India’s 10-year bonds gained, pushing the yield to a six-week low, as economists predict the central bank will cut cash-reserve requirements for lenders next week to the least since 1976.
The Reserve Bank of India will lower the proportion of funds that must be set aside by 25 basis points, or 0.25 percentage point, to 4 percent on Dec. 18, according to 13 of 17 economists in a Bloomberg News survey. One forecasts a 50 basis point reduction, while the rest expect no change.
“The RBI may cut the CRR to support recent efforts to boost growth,” said Upasna Bhardwaj, an economist at ING Vysya Bank Ltd. in Mumbai. “The central bank is likely to be proactive in liquidity management.”
The yield on the 8.15 percent notes maturing in June 2022 fell two basis points to 8.16 percent in Mumbai, according to the central bank’s trading system. That’s the lowest level since Oct. 29.
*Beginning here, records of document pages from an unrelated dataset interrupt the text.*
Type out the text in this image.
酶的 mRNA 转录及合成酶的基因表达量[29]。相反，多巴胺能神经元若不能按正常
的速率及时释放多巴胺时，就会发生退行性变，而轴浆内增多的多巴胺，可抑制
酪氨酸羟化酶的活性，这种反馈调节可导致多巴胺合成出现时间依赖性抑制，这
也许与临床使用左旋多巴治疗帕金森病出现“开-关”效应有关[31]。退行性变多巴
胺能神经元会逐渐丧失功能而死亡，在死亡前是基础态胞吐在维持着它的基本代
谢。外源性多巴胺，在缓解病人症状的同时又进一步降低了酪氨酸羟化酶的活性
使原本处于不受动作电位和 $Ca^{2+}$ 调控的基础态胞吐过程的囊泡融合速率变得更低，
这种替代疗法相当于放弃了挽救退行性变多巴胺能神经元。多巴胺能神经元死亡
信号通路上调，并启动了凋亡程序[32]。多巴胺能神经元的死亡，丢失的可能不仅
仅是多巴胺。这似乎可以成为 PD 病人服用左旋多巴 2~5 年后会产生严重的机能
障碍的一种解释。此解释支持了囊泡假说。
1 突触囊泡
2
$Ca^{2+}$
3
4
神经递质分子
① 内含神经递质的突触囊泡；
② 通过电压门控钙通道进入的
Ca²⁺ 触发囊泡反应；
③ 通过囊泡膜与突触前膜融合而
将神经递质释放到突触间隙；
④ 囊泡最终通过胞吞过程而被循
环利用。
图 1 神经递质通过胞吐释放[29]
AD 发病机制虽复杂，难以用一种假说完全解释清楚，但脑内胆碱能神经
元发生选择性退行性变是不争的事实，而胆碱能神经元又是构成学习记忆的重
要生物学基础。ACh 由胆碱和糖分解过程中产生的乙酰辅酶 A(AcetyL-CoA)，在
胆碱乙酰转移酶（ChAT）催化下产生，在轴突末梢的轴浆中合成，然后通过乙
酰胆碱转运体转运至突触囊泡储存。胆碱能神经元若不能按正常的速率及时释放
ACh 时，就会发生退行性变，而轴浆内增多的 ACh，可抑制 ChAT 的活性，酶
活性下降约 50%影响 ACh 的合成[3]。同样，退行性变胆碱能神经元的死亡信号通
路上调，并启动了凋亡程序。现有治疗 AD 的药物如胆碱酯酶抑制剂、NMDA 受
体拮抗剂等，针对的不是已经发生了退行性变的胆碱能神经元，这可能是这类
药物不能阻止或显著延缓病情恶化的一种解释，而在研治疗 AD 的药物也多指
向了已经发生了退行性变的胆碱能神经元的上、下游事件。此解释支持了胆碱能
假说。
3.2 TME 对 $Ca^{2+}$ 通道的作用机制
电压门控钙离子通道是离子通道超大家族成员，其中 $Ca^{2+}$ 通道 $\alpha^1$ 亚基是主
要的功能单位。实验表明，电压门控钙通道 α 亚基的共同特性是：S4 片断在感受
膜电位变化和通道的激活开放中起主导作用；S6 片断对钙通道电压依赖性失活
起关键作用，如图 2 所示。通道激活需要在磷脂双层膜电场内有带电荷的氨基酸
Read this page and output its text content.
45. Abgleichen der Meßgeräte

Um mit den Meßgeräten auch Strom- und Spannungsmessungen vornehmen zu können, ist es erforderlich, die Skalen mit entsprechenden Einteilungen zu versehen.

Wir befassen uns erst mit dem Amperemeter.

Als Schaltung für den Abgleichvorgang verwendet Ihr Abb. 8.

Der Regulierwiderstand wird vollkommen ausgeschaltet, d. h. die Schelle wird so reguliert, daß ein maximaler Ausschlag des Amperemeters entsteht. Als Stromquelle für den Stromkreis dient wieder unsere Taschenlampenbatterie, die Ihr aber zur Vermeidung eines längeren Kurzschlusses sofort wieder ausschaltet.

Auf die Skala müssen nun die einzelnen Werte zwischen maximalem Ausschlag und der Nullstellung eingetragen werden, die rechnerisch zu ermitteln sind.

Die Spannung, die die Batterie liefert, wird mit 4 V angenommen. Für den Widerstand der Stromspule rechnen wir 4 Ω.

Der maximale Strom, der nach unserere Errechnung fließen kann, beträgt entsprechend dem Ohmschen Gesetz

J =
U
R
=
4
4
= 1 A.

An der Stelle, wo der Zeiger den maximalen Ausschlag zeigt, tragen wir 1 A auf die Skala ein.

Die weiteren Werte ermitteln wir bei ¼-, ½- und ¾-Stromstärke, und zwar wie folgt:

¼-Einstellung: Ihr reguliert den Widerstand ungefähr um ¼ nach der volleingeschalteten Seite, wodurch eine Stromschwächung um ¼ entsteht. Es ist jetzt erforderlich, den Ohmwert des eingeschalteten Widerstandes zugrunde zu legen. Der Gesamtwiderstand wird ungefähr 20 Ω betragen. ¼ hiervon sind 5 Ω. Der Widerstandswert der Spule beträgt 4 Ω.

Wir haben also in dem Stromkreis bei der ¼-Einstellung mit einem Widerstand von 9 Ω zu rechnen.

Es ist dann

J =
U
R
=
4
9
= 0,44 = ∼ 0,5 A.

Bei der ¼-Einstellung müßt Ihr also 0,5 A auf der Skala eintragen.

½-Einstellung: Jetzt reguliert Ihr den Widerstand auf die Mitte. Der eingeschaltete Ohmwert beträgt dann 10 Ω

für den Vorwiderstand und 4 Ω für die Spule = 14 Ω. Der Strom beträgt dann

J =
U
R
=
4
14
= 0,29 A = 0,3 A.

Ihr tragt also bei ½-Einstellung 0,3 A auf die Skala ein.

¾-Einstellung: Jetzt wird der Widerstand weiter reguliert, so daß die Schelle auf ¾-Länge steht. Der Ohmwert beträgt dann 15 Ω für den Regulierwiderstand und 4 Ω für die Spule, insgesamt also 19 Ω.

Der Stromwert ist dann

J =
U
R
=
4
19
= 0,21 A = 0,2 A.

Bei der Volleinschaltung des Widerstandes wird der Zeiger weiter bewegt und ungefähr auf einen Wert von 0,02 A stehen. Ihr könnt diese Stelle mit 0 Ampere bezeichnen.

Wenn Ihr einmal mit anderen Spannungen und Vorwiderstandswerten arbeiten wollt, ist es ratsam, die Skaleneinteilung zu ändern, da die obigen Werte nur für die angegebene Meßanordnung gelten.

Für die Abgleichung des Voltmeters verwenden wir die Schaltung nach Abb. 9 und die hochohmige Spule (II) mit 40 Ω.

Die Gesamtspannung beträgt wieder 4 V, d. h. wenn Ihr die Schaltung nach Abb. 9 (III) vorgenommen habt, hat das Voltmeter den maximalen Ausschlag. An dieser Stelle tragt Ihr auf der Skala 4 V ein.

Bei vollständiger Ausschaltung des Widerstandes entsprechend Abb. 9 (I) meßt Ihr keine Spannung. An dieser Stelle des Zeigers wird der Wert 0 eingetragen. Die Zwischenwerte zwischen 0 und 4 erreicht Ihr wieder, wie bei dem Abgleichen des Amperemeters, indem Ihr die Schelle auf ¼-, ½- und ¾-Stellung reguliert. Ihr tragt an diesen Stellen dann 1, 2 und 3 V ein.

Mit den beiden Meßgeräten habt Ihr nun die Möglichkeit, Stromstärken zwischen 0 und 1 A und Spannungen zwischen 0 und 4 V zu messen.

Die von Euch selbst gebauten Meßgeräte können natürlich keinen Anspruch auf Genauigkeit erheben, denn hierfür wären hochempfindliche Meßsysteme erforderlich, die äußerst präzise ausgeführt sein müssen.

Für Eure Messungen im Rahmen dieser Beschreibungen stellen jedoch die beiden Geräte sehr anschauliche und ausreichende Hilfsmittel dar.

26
Asia’s third-largest economy grew 5.3 percent in the July to September quarter, according to government data, matching the slowest pace since 2009. The monetary authority last cut the reserve requirement by 25 basis points on Oct. 30, taking the total reduction to 175 basis points this year.
The central bank resumed bond purchases this month, after a five-month hiatus, to boost cash supplies and revive the economy. The RBI has bought 1.1 trillion rupees ($20.3 billion) of government debt so far this fiscal year that started April 1.
The one-year interest-rate swap, a derivative contract used to guard against fluctuations in funding costs, was little changed at 7.68 percent, data compiled by Bloomberg show.